Italian authorities said the Calabrian mafia, the 'Ndrangheta, was behind a match-fixing ring involving some 30 football clubs and scores of people across the country.

Police detained more than 50 people, including football players, coaches and club owners, in a series of raids in 21 provinces in the latest investigation to shake Italy's favourite sport.

Another 20 people were under investigation over their alleged ties with two criminal networks which, according to prosecutors in the southern city of Catanzaro, were able to fraudulently influence the result of dozens of matches of Italy's third and fourth division, pocketing millions in betting profits.

"[They] were plotting to extend the fixes to Serie B and bigger matches," prosecutor Vincenzo Antonio Lombardo told a press conference.

The operation, codenamed in English "Dirty Soccer", stemmed from a linked anti-mafia probe on the alleged illicit dealings of 'Ndrangheta mobster Pietro Iannazzo.

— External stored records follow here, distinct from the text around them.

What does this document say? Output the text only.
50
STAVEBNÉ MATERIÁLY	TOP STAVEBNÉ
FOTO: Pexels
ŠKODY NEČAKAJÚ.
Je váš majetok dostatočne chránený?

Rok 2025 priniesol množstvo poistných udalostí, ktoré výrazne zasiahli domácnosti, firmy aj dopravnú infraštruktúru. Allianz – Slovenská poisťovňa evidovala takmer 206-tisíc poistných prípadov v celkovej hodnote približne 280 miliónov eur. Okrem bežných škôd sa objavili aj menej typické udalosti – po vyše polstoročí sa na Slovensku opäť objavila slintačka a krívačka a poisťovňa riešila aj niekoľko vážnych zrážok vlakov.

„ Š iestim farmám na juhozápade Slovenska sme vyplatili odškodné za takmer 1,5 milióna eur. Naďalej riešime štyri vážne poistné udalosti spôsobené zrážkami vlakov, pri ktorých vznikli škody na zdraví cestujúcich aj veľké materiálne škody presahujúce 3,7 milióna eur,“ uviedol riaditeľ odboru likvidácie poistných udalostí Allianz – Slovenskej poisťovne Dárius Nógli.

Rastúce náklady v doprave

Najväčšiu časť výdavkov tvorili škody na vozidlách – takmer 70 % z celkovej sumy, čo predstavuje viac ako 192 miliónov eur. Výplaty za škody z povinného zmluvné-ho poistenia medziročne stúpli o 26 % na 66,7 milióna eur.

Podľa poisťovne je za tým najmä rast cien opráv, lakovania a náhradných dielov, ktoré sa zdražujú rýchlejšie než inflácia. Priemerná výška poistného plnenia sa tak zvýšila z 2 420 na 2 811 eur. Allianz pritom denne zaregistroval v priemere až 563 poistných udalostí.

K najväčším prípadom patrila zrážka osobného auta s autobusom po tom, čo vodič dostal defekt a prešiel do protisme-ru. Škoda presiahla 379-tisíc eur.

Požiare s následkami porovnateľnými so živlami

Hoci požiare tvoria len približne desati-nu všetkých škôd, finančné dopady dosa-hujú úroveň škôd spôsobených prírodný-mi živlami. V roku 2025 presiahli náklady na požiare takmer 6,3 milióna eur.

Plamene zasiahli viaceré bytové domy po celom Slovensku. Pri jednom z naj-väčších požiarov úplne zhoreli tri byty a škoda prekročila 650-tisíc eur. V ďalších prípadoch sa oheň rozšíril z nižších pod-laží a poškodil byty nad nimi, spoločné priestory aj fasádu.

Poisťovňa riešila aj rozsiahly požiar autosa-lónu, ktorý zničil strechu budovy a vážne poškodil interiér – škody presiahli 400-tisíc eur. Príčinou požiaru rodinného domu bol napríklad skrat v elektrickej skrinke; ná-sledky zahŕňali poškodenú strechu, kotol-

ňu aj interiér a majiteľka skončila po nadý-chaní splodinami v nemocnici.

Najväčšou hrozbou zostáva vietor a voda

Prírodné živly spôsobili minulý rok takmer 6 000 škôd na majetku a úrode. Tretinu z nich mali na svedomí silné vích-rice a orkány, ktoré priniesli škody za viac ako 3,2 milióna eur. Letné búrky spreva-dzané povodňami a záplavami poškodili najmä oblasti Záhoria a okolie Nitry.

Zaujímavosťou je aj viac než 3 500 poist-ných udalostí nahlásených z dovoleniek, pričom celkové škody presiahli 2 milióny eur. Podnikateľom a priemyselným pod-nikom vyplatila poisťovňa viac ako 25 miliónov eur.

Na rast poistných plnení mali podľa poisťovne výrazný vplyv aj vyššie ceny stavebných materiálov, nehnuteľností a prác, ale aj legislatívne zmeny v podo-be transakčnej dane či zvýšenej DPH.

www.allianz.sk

Taping his phone calls, detectives learned about his dubious interest in a small football club, Neapolis, and went on to uncover a massive match-fixing network that they said also had ties and investors in Serbia, Slovenia, Malta, Turkey and Kazakhstan.

The investigation shows "how the ramifications of the 'Ndrangheta have reached a high level not only in the classic areas where criminal gangs operate but also in the world of sports," said anti-Mafia investigator Renato Cortese.

Fixers would bribe club owners or key players involved in a specific fixture with up to €60,000 (£43,000, $67,000) to make sure the score would go the way they wanted.

Prosecutor Giovanni Bombardieri said violence was also involved. "There have been cases of abduction and beatings. Some seriously dangerous people are implicated," he said.

The criminal networks allegedly fixed the results of almost 30 matches from September 2014 to April 2015, involving a series of teams police said included Pro Patria, Barletta, Brindisi, L'Aquila, Torres, Vigor-Lamezia, Santarcangelo, Sorrento, Montalto, Puteolana, Akragas and San Severo.

Those arrested are facing a series of charges including criminal association aimed at sports fraud and mafia links.

"Probably in situations like these there needs to be better control of the leagues and more checks required," Italian coaches' association president Renzo Ulivieri told Gazzetta dello Sport. "If this is the situation, we're facing an absolute emergency."

No celebrity footballers or renowned sport personalities were initially said to be involved in the investigation, differing from the previous gambling scandal to hit Italian football.

In 2011 several Seria A players were among more than 100 people placed under investigation as part of the so-called operation Last Bet.